Equipped with a helmet, ski goggles and a mask, he came face to face with riot police while trying to get rid of a tear gas grenade.
"It was so sudden that I panicked, I didn't know what to do and raised my hands. They grabbed me and took me across the street," the 34-year-old employee of the IT sector told AFP.
He said a policeman suddenly started twisting his fingers. "I swore, so he just hit me in the face really hard," Noniashvili said, pointing to the injury still visible on his nose.
He was held at a police station for three hours before being transferred to the city of Telavi, about 100 kilometres (60 miles) east of Tbilisi, where he spent 14 hours in detention.
- 'Suffocating me' -
The interior ministry said those arrested at the rallies -- which saw clashes erupting sporadically between protesters and police -- behaved aggressively, threw stones at law enforcement and damaged municipal property.
Investigators have announced a probe into numerous cases of police allegedly using "excessive force" against the demonstrators.
Giorgi Mumladze, a figure of Georgia's main opposition force, the United National Movement party founded by the jailed ex-president Mikheil Saakashvili, said the police had "a list of names" of those to be arrested.

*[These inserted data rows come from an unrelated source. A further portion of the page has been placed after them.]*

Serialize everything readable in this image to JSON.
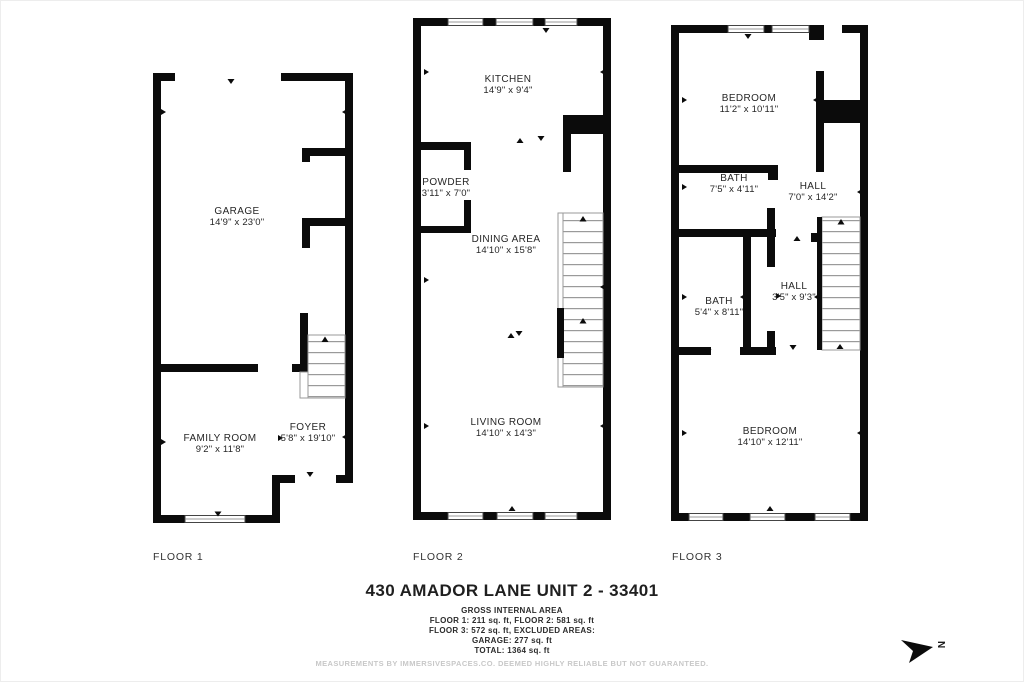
{
  "building": {
    "title": "430 AMADOR LANE UNIT 2 - 33401"
  },
  "area_summary": {
    "heading": "GROSS INTERNAL AREA",
    "lines": [
      "FLOOR 1: 211 sq. ft, FLOOR 2: 581 sq. ft",
      "FLOOR 3: 572 sq. ft, EXCLUDED AREAS:",
      "GARAGE: 277 sq. ft",
      "TOTAL: 1364 sq. ft"
    ],
    "disclaimer": "MEASUREMENTS BY IMMERSIVESPACES.CO. DEEMED HIGHLY RELIABLE BUT NOT GUARANTEED."
  },
  "compass": {
    "label": "N"
  },
  "floors": [
    {
      "label": "FLOOR 1",
      "rooms": [
        {
          "name": "GARAGE",
          "dims": "14'9\" x 23'0\""
        },
        {
          "name": "FAMILY ROOM",
          "dims": "9'2\" x 11'8\""
        },
        {
          "name": "FOYER",
          "dims": "5'8\" x 19'10\""
        }
      ]
    },
    {
      "label": "FLOOR 2",
      "rooms": [
        {
          "name": "KITCHEN",
          "dims": "14'9\" x 9'4\""
        },
        {
          "name": "POWDER",
          "dims": "3'11\" x 7'0\""
        },
        {
          "name": "DINING AREA",
          "dims": "14'10\" x 15'8\""
        },
        {
          "name": "LIVING ROOM",
          "dims": "14'10\" x 14'3\""
        }
      ]
    },
    {
      "label": "FLOOR 3",
      "rooms": [
        {
          "name": "BEDROOM",
          "dims": "11'2\" x 10'11\""
        },
        {
          "name": "BATH",
          "dims": "7'5\" x 4'11\""
        },
        {
          "name": "HALL",
          "dims": "7'0\" x 14'2\""
        },
        {
          "name": "BATH",
          "dims": "5'4\" x 8'11\""
        },
        {
          "name": "HALL",
          "dims": "3'5\" x 9'3\""
        },
        {
          "name": "BEDROOM",
          "dims": "14'10\" x 12'11\""
        }
      ]
    }
  ]
}
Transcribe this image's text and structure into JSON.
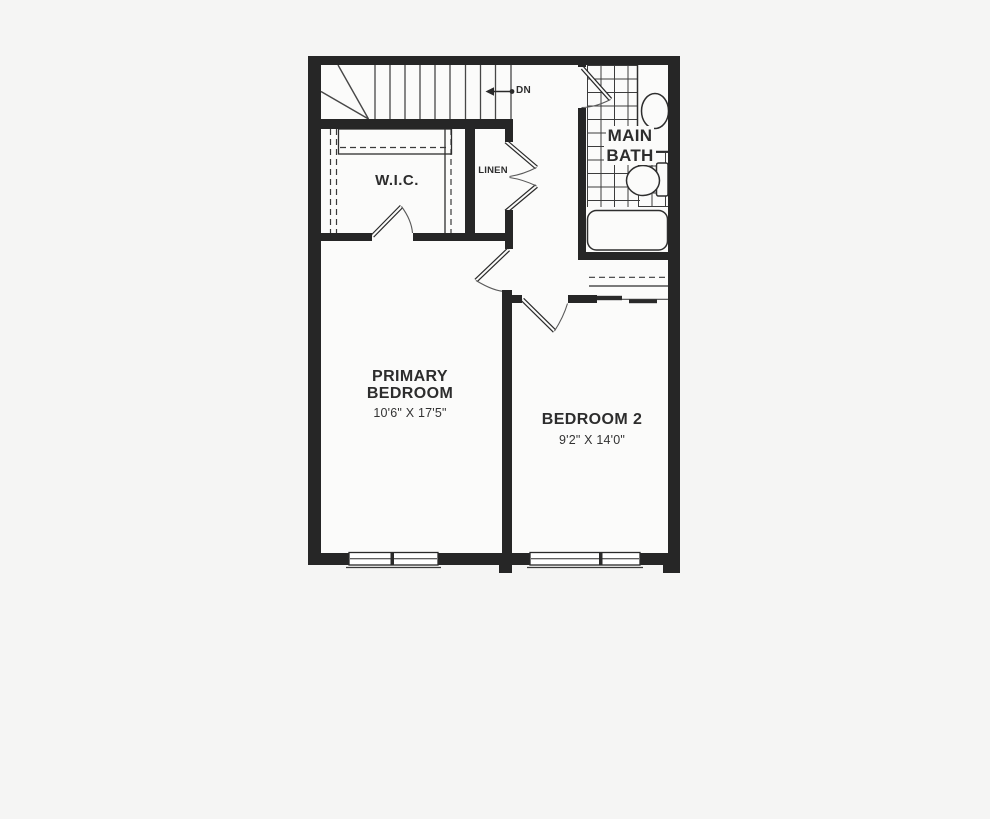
{
  "floorplan": {
    "stairs": {
      "direction_label": "DN"
    },
    "rooms": {
      "wic": {
        "label": "W.I.C."
      },
      "linen": {
        "label": "LINEN"
      },
      "main_bath": {
        "label_line1": "MAIN",
        "label_line2": "BATH"
      },
      "primary_bedroom": {
        "label_line1": "PRIMARY",
        "label_line2": "BEDROOM",
        "dimensions": "10'6\" X 17'5\""
      },
      "bedroom_2": {
        "label": "BEDROOM 2",
        "dimensions": "9'2\" X 14'0\""
      }
    },
    "colors": {
      "wall": "#262626",
      "line": "#2e2e2e",
      "floor": "#fbfbfa",
      "background": "#f5f5f4",
      "text": "#2d2d2d"
    }
  }
}
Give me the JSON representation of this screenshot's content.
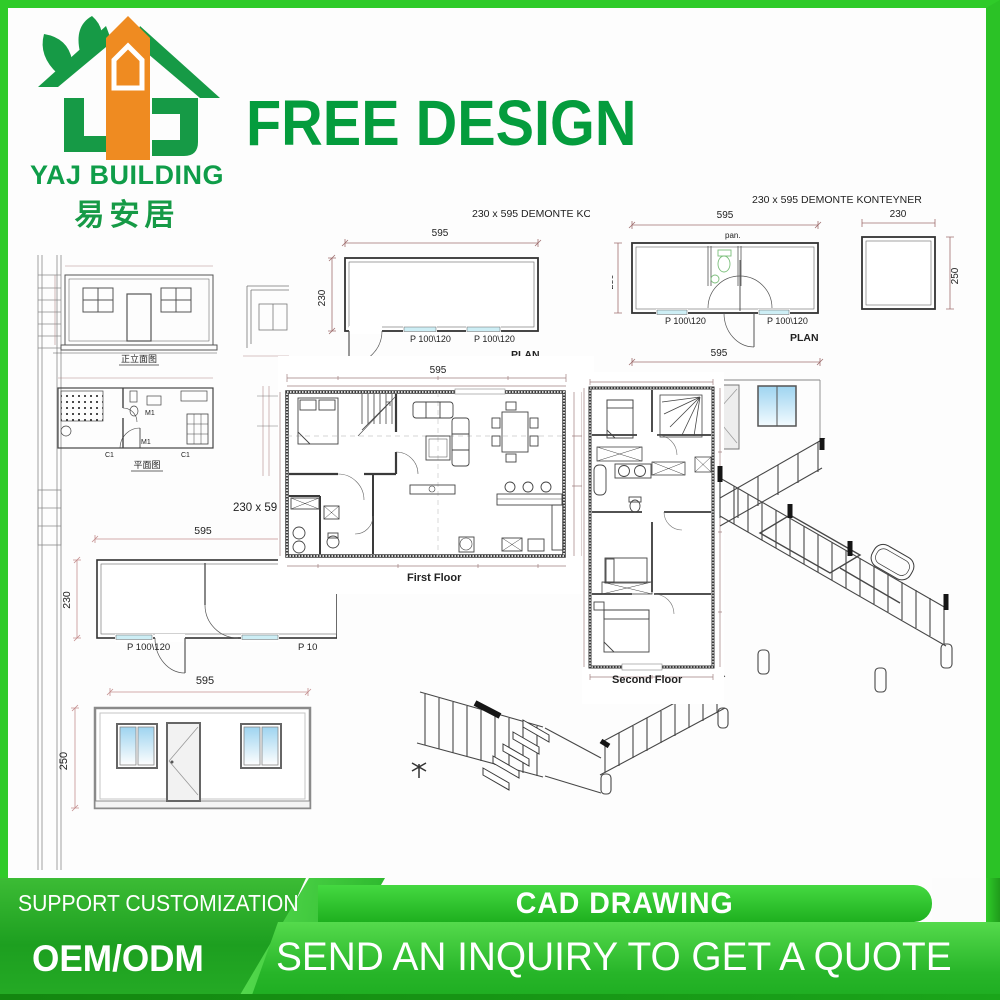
{
  "brand": {
    "name": "YAJ BUILDING",
    "chinese": "易安居"
  },
  "headline": "FREE DESIGN",
  "sheet_left": {
    "elevation_label": "正立面图",
    "plan_label": "平面图",
    "c1a": "C1",
    "c1b": "C1",
    "m1a": "M1",
    "m1b": "M1"
  },
  "plan_top_mid": {
    "title": "230 x 595 DEMONTE KONT",
    "width": "595",
    "height": "230",
    "door1": "P 100\\120",
    "door2": "P 100\\120",
    "plan": "PLAN"
  },
  "plan_top_right": {
    "title": "230 x 595 DEMONTE KONTEYNER",
    "width": "595",
    "height": "230",
    "pan": "pan.",
    "door1": "P 100\\120",
    "door2": "P 100\\120",
    "plan": "PLAN",
    "side_width": "230",
    "side_height": "250",
    "bottom_width": "595"
  },
  "first_floor": {
    "width": "595",
    "side_note": "230 x 59",
    "label": "First Floor"
  },
  "second_floor": {
    "label": "Second Floor"
  },
  "plan_bottom_left": {
    "width": "595",
    "height": "230",
    "door1": "P 100\\120",
    "door2": "P 10"
  },
  "elevation_bottom_left": {
    "width": "595",
    "height": "250"
  },
  "banner": {
    "support": "SUPPORT CUSTOMIZATION",
    "oem": "OEM/ODM",
    "cad": "CAD DRAWING",
    "inquiry": "SEND AN INQUIRY TO GET A QUOTE"
  },
  "colors": {
    "frame_green": "#2fcb29",
    "brand_green": "#0f9d49",
    "logo_orange": "#ef8b21",
    "headline_green": "#049c3d",
    "banner_dark_green": "#1d9f20",
    "banner_bright_green": "#45d941",
    "window_cyan": "#cdeef5",
    "window_blue": "#9ed4f0"
  }
}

"And those they saw on the streets were captured by the police. I was one of them," he told AFP.
"I lost consciousness during the arrest because they were suffocating me," he said, adding that he had a "first-degree burn" on his face from police spraying tear gas into his face multiple times.
Beka Jikurashvili, 30, said he was arrested on March 2 while covering the first day of the demonstrations that saw just a few dozen rally outside parliament.
"It all happened very quickly. Four policemen seized me. Two of them held me by the arms, the other two by the legs and they dragged me, upside down," said the journalist, who works for the Tabula online media platform.
He said 36 people were arrested at the small rally and that he is facing administrative charges even though he was there as a journalist.
"They rushed at people who were standing peacefully. As if someone was resisting them, which was not the case," he said. "There were more police than demonstrators" at the time.